Not content with being a one-dimensional offense on Sunday, the Patriots also had great success against the Rams when they ran the ball, especially when they handed the ball off to Stevan Ridley, which they did on 15 of their 28 rushing attempts. On Sunday, Ridley did what Ridley does: he ran the ball hard and efficiently, gaining 127 yards on 15 carries for 8.5 yards per carry. The only problem with being as consistently productive as Ridley has been this season is that even his best rushing performances no longer receive the credit they deserve. Such is life when you establish such a high standard; everyone comes to expect you to maintain it and reserves their opinions on your ability for the times when you are unable to do so.
Although the offense deservedly will receive much of the credit for the victory on Sunday, the final score would not have been nearly so impressive without the defense shutting down the Rams offense, especially on third down where the Rams only converted three of their ten third down opportunities.
The Patriots defense was able to keep Rams quarterback Sam Bradford in check for most of the game. Bradford finished the game, having completed 74.2 percent of his 31 pass attempts, but since he only threw for a total of 205 passing yards with one touchdown and one interception, he had very little value behind his stellar completion percentage.
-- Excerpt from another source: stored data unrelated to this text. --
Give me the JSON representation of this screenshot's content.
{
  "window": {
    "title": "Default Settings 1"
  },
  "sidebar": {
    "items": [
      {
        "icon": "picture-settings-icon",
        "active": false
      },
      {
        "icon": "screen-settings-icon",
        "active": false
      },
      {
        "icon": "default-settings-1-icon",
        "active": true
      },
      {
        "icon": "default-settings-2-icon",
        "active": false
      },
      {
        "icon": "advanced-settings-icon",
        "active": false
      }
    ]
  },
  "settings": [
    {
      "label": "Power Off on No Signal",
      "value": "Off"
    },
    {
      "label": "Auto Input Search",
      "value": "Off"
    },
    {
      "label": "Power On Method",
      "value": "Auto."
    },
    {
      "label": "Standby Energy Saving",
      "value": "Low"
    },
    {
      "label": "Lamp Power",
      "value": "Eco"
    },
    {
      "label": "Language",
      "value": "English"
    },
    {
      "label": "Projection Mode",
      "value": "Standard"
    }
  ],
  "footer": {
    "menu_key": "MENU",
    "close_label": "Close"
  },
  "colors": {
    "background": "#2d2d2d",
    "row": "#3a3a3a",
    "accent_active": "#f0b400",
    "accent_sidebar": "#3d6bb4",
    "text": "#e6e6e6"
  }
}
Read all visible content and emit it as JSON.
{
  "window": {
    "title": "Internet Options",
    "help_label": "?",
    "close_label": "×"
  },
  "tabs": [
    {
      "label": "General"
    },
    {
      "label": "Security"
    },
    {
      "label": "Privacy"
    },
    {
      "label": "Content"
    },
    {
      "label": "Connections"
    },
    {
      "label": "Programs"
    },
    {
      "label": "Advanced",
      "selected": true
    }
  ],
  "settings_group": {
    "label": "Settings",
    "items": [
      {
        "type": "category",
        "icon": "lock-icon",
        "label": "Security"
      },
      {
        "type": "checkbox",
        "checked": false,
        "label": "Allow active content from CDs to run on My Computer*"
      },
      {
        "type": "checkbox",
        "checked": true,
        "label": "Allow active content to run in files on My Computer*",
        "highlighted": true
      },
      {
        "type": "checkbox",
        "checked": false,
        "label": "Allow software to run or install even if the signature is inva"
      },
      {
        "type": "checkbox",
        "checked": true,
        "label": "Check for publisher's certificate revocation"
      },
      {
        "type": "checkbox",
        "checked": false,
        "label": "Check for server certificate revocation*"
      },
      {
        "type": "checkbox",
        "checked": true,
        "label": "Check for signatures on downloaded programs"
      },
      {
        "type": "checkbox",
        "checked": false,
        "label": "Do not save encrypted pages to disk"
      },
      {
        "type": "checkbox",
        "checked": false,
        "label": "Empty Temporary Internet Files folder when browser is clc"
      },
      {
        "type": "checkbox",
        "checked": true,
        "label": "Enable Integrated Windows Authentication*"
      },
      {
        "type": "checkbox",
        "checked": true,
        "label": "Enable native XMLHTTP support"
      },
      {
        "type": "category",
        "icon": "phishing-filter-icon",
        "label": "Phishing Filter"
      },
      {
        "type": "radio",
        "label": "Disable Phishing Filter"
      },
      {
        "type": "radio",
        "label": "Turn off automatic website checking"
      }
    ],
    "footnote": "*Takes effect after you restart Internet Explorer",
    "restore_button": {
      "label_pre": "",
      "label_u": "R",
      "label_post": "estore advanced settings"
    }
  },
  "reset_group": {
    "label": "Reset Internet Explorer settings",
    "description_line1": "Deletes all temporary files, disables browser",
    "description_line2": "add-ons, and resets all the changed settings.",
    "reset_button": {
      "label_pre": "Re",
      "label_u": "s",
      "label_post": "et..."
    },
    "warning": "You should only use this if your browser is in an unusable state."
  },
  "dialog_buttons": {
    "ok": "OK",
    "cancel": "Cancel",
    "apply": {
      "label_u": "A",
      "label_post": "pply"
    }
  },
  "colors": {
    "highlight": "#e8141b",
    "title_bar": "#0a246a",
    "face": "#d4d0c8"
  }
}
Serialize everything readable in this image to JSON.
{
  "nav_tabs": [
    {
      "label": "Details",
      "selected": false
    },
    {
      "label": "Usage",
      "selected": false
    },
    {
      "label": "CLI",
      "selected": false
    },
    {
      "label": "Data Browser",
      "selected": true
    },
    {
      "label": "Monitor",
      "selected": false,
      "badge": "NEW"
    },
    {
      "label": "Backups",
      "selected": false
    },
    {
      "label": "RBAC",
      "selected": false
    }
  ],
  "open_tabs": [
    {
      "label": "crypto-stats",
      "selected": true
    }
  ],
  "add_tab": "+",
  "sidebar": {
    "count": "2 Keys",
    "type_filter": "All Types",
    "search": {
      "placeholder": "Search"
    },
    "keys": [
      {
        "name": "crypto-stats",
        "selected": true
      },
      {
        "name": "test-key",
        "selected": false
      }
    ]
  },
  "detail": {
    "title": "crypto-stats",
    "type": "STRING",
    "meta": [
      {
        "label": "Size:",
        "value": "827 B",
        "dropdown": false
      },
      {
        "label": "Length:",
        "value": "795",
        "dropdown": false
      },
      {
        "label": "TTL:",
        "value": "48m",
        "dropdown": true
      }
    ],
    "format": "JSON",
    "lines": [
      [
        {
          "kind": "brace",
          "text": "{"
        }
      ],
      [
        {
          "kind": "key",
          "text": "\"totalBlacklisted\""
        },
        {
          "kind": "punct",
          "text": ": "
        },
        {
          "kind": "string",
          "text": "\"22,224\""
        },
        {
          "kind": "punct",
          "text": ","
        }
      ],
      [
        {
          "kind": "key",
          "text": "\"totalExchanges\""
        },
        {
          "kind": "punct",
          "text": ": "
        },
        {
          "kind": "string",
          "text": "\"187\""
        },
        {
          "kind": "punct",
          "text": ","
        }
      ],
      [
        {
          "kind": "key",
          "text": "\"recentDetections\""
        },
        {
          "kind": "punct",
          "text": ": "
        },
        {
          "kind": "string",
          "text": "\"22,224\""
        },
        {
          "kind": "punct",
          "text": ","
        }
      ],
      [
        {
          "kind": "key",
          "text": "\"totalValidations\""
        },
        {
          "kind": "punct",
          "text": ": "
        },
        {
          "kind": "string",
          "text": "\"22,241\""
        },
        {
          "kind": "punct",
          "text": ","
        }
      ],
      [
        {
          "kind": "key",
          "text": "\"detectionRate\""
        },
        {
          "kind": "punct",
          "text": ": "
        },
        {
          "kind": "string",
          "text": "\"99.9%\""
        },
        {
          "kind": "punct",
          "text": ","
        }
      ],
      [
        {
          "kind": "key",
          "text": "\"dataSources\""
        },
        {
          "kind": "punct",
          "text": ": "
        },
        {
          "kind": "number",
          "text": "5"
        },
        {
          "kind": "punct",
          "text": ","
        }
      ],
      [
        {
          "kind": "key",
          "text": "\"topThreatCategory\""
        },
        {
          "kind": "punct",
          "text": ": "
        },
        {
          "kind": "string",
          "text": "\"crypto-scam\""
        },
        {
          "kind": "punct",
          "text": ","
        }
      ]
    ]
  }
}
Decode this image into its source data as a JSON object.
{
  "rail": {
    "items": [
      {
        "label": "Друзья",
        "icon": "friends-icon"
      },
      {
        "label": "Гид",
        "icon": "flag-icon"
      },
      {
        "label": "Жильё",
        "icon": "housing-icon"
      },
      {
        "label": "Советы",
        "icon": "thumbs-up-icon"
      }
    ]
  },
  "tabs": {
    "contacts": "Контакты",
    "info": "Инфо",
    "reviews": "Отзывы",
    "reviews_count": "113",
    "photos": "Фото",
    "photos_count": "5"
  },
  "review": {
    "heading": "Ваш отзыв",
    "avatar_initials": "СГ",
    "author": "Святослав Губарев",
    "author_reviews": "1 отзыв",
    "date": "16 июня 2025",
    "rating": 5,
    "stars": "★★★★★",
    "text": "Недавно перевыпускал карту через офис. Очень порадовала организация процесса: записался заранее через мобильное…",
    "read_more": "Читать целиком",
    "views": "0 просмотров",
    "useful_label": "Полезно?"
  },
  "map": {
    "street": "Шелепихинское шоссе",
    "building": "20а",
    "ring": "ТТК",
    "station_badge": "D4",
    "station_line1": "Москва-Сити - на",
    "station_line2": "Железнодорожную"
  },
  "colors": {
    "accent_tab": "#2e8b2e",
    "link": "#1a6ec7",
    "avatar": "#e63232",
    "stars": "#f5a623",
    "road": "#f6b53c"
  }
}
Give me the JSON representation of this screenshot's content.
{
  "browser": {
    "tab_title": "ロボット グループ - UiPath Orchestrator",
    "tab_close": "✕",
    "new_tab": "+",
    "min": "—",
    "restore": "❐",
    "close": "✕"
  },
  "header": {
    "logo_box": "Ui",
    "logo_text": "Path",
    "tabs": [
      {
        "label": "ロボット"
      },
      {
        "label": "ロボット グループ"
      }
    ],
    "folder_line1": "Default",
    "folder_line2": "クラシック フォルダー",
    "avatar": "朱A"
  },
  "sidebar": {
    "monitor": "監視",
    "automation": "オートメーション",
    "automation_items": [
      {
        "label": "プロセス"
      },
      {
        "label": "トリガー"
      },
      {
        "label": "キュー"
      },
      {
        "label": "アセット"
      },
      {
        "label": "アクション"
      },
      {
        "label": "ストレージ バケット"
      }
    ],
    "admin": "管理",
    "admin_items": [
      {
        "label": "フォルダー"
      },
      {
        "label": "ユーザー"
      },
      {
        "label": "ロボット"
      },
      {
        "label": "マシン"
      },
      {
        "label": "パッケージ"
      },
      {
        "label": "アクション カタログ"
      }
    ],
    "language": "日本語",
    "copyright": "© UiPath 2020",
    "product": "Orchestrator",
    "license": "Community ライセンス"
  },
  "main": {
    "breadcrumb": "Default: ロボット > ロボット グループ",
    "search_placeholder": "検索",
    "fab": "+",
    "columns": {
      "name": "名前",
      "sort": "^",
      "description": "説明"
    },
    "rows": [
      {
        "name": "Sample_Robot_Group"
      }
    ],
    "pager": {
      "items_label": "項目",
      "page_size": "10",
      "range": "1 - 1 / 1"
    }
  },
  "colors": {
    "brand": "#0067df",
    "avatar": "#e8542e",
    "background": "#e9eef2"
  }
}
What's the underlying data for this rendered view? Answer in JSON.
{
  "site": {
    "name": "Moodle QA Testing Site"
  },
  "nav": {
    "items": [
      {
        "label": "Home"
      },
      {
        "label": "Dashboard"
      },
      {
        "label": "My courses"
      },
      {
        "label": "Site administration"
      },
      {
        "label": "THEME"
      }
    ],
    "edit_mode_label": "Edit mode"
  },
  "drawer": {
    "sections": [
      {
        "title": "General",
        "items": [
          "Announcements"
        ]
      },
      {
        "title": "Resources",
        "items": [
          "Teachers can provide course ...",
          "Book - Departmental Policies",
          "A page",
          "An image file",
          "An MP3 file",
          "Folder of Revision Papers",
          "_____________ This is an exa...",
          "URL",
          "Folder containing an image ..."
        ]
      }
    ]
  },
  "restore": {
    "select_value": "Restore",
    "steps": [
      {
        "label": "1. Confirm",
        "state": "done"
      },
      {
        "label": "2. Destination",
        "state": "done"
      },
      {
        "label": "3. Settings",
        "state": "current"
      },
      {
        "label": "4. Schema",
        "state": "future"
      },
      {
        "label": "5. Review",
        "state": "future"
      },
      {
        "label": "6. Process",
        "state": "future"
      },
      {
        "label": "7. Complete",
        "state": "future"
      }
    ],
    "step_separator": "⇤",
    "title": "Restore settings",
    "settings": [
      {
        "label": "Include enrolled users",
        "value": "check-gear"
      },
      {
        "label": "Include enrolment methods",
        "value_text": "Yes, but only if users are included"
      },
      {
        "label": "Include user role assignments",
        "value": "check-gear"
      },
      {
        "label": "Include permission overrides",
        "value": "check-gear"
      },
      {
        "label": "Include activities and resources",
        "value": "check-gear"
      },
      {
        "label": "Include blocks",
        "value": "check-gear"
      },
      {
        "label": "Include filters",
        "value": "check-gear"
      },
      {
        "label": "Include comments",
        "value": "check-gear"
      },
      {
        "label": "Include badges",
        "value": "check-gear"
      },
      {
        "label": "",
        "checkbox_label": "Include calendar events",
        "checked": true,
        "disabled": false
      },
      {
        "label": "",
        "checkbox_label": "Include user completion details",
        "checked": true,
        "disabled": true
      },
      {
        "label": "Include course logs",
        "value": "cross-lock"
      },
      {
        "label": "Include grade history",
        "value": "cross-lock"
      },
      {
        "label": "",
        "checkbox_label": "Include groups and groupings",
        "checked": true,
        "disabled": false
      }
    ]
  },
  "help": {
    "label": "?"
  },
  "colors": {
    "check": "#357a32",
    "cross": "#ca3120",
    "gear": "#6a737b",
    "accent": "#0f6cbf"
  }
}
In fact, Bradford’s passes only netted him 6.6 yards per pass attempt and 5.8 adjusted yards per pass attempt. Since he was also sacked twice for a loss of 25 yards, his total number of passing plays really only gained 5.8 net yards per pass attempt and 5.5 adjusted net yards per pass attempt.
Even those paltry numbers are a little misleading because most of the value that Bradford was able to post in the game came off of one 50-yard touchdown pass to wide receiver Chris Givens. Take that away and Bradford is left with a much less inspiring passing line of 5.2 yards per pass attempt, 3.7 adjusted yards per pass attempt, 4.1 net yards per pass attempt, and 2.7 adjusted net yards per pass attempt. Now one can easily understand why the Rams only scored on that one long passing play.
If the Patriots want to demonstrate to the NFL that they are a Super Bowl-caliber team, it will take more performances like this where they absolutely stomp on an opponent. Perhaps reading more of my articles on them will provide the motivation necessary for them to do exactly that.